A constatação dos três países é que, neste momento, seria necessário que o processo tenha como interlocutor o ator político que de fato era o concorrente na eleição, no caso Edmundo Gonzalez.
Mas, agora, sua carta pode fechar esses canais e tirar sua capacidade de ser aceito como interlocutor pelo governo Maduro.
Corina Machado foi inabilitada de sua candidatura, no início do ano. A decisão das autoridades venezuelanas causou constrangimento entre os fiadores do pacto fechado em outubro de 2023 e que previa as regras para a eleição, realizada há uma semana. O presidente de Colômbia, Gustavo Petro, qualificou o gesto de “golpe antidemocrático”.
Mas, segundo observadores da ONU, o que chamou a atenção é que governos como o dos EUA e da Europa não abandonaram o plano de seguir adiante com a eleição, mesmo com a decisão arbitrária de Caracas contra a líder da oposição. A recomendação: busquem outro nome.
Também foi considerado como estratégica a pressão de governos como o do Brasil sobre Maduro, o que acabou permitindo que Caracas aceitasse a nomeação de um substituto para Corina Machado, no caso o próprio Edmundo Gonzalez.
Em 2023, Corina Machado tinha vencido a votação que escolheria o nome da pessoa que enfrentaria Maduro nas urnas. Ela somou 92,5% de apoio. Mas sua vitória avassaladora era muito mais uma estratégia que um sentimento de consenso ao redor de seu nome.
Nos bastidores, muitos se mostravam insatisfeitos com suas posturas consideradas como radicais. Em 2018, ela criticou aqueles que buscaram um diálogo com Maduro. No ano seguinte, sinalizou que poderia aceitar uma intervenção armada. “Um regime criminoso apenas pode sair diante da ameaça do uso da força”, disse.
Anos antes, seus encontros com o então presidente americano George W. Bush foram vistos como a comprovação de sua simpatia pelo poder na Casa Branca e reforçava o discurso de Hugo Chávez de que se tratava apenas de um instrumento do imperialismo. Sua família de industriais ainda era usada como um argumento aos chavistas de que se tratava apenas de uma “burguesinha”.
Ao longo dos anos, a radicalização de ambos os lados levou a uma situação de tensão. Chávez chegou a esnobá-la em um debate, alertando não discutia com alguém sem poder. “Uma águia não caça-moscas”, disse o então presidente. Ela, que era deputada, o acusava de “ladrão” e de estar levando a Venezuela ao colapso.

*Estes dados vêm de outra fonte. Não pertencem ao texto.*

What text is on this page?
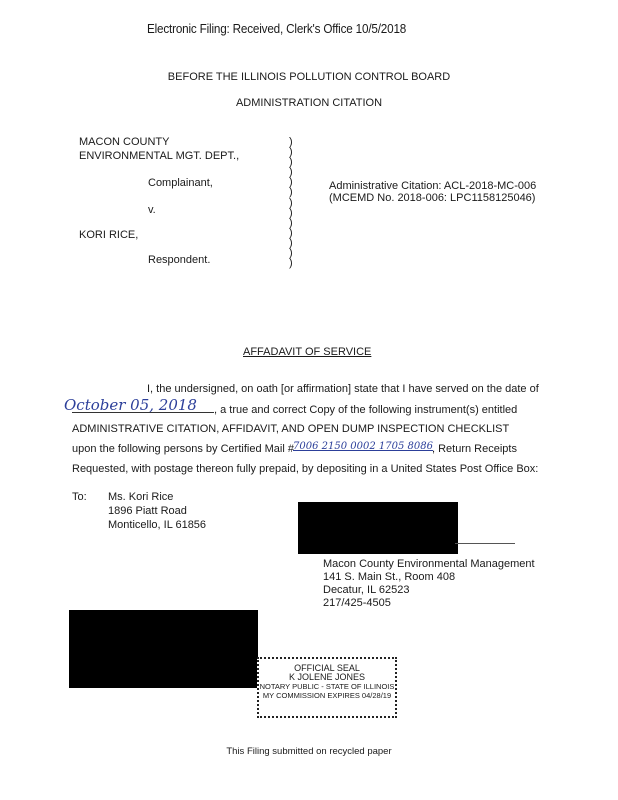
Electronic Filing: Received, Clerk's Office 10/5/2018
BEFORE THE ILLINOIS POLLUTION CONTROL BOARD
ADMINISTRATION CITATION
MACON COUNTY
ENVIRONMENTAL MGT. DEPT.,
Complainant,
v.
KORI RICE,
Respondent.
)
)
)
)
)
)
)
)
)
)
)
)
)
Administrative Citation: ACL-2018-MC-006
(MCEMD No. 2018-006: LPC1158125046)
AFFADAVIT OF SERVICE
I, the undersigned, on oath [or affirmation] state that I have served on the date of
October 05, 2018 , a true and correct Copy of the following instrument(s) entitled
ADMINISTRATIVE CITATION, AFFIDAVIT, AND OPEN DUMP INSPECTION CHECKLIST
upon the following persons by Certified Mail # 7006 2150 0002 1705 8086 , Return Receipts
Requested, with postage thereon fully prepaid, by depositing in a United States Post Office Box:
To: Ms. Kori Rice
1896 Piatt Road
Monticello, IL 61856
Macon County Environmental Management
141 S. Main St., Room 408
Decatur, IL 62523
217/425-4505
OFFICIAL SEAL
K JOLENE JONES
NOTARY PUBLIC - STATE OF ILLINOIS
MY COMMISSION EXPIRES 04/28/19
This Filing submitted on recycled paper
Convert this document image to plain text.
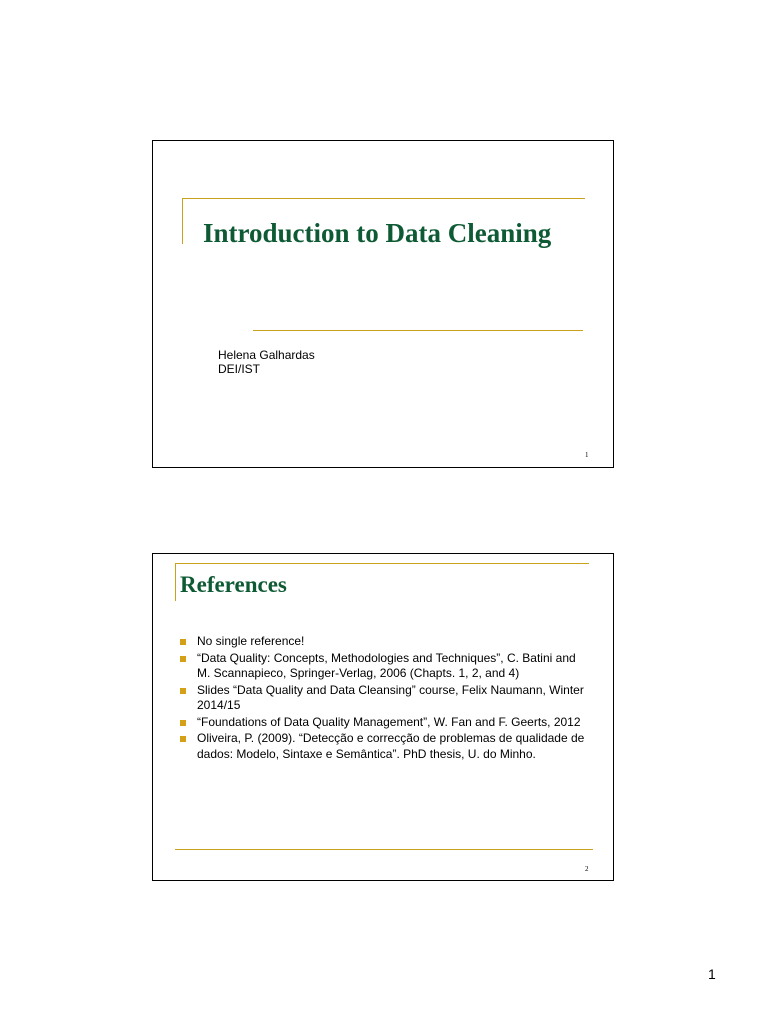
Introduction to Data Cleaning
Helena Galhardas
DEI/IST
1
References
No single reference!
“Data Quality: Concepts, Methodologies and Techniques”, C. Batini and M. Scannapieco, Springer-Verlag, 2006 (Chapts. 1, 2, and 4)
Slides “Data Quality and Data Cleansing” course, Felix Naumann, Winter 2014/15
“Foundations of Data Quality Management”, W. Fan and F. Geerts, 2012
Oliveira, P. (2009). “Detecção e correcção de problemas de qualidade de dados: Modelo, Sintaxe e Semântica”. PhD thesis, U. do Minho.
2
1
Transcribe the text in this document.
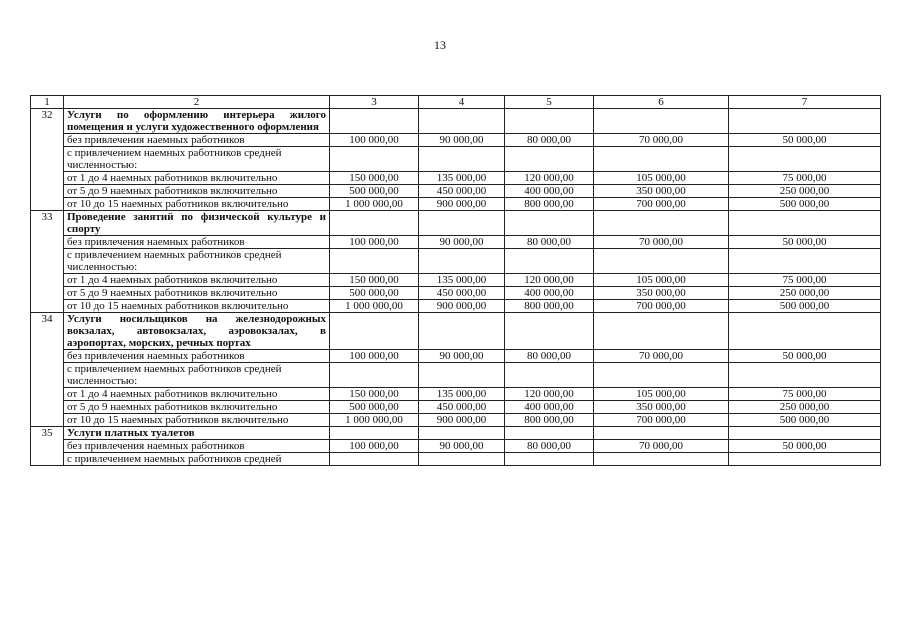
13
1	2	3	4	5	6	7
32	Услуги по оформлению интерьера жилого помещения и услуги художественного оформления					
	без привлечения наемных работников	100 000,00	90 000,00	80 000,00	70 000,00	50 000,00
	с привлечением наемных работников средней численностью:					
	от 1 до 4 наемных работников включительно	150 000,00	135 000,00	120 000,00	105 000,00	75 000,00
	от 5 до 9 наемных работников включительно	500 000,00	450 000,00	400 000,00	350 000,00	250 000,00
	от 10 до 15 наемных работников включительно	1 000 000,00	900 000,00	800 000,00	700 000,00	500 000,00
33	Проведение занятий по физической культуре и спорту					
	без привлечения наемных работников	100 000,00	90 000,00	80 000,00	70 000,00	50 000,00
	с привлечением наемных работников средней численностью:					
	от 1 до 4 наемных работников включительно	150 000,00	135 000,00	120 000,00	105 000,00	75 000,00
	от 5 до 9 наемных работников включительно	500 000,00	450 000,00	400 000,00	350 000,00	250 000,00
	от 10 до 15 наемных работников включительно	1 000 000,00	900 000,00	800 000,00	700 000,00	500 000,00
34	Услуги носильщиков на железнодорожных вокзалах, автовокзалах, аэровокзалах, в аэропортах, морских, речных портах					
	без привлечения наемных работников	100 000,00	90 000,00	80 000,00	70 000,00	50 000,00
	с привлечением наемных работников средней численностью:					
	от 1 до 4 наемных работников включительно	150 000,00	135 000,00	120 000,00	105 000,00	75 000,00
	от 5 до 9 наемных работников включительно	500 000,00	450 000,00	400 000,00	350 000,00	250 000,00
	от 10 до 15 наемных работников включительно	1 000 000,00	900 000,00	800 000,00	700 000,00	500 000,00
35	Услуги платных туалетов					
	без привлечения наемных работников	100 000,00	90 000,00	80 000,00	70 000,00	50 000,00
	с привлечением наемных работников средней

Em 2002, no golpe contra Chávez, Corina Machado ainda esteve presente no palácio presidencial. Naquele momento, ela assinou o que ficou chamado como o “Decreto Carmona”, ato que estabelecia o governo de fato do empresário Pedro Carmona Estanga. Chávez, porém, voltaria ao poder, o que a colocou de uma forma permanente para o chavismo como um alvo de censura, de medidas judiciais e ataques.
Por isso, tanto em Brasília como em Bogotá, negociadores costuraram com Edmundo Gonzalez um entendimento de que, se o diálogo se transformar numa realidade, será ele o canal, e não a opositora.